The Big Short - Movie Review




Who's In It?


 and 


What's It About?

When a hedge fund manager realises the housing market in the US is a bubble, he decides to invest in the chance of it failing; which in turn attracts more managers to do the same.








Any Good?

The shooting of this film feels very disjointed - through three perspectives - which can work to fantastic effect but it switches between these with no warning and they never actually meet up; leaving it feeling like three episodes of Prime Time mashed into one. While I do find the subject matter very interesting, it just felt too long at around one hour, but it then goes on for another.

You can tell this is Adam McKay's (Anchorman, Step Brothers) first 'serious' film by the fact it tries to give it a light edge by having a lot of Wolf of Wall Street-style talks to the camera, but these feel odd when they stop halfway through the film. It did however have a slight The Other Guys feel, as if it's the credits infographics fleshed out.

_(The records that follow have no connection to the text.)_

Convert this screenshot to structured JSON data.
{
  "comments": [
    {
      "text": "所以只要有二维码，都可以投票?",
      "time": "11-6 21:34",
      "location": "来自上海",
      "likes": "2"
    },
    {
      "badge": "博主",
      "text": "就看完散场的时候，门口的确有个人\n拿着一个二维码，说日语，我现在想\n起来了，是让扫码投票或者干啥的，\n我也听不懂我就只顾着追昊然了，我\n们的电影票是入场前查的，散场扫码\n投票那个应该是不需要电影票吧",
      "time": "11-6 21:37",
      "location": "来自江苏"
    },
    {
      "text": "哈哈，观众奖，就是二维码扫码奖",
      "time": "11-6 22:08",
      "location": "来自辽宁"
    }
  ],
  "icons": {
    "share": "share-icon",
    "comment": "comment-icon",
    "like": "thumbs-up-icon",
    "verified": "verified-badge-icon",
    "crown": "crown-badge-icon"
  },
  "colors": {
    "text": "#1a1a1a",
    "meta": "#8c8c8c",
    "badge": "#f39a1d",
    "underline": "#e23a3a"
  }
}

The big names in this are all brilliant - Ryan Gosling is a banker selling out his own bank (because we all know how likely that is), Steve Carell a hedge fund manager who hates banks and just wants to make them suffer (again, relate-able to many), Christian Bale, an odd introvert who discovered the bubble and Brad Pitt a handler for a pair of young hedge fund managers. All other characters seem a bit cartoonish, even the "sceptical numbers guy" is an over-the-top caricature.

While the movie is interesting, it's shot in a way that overloads you with totally irrelevant imagery in an attempt to make some of it relate-able. I enjoyed it and would recommend it to anyone with an interest in the subject matter, considering its echoes in recent real like economics but I wonder what could have been done with another director.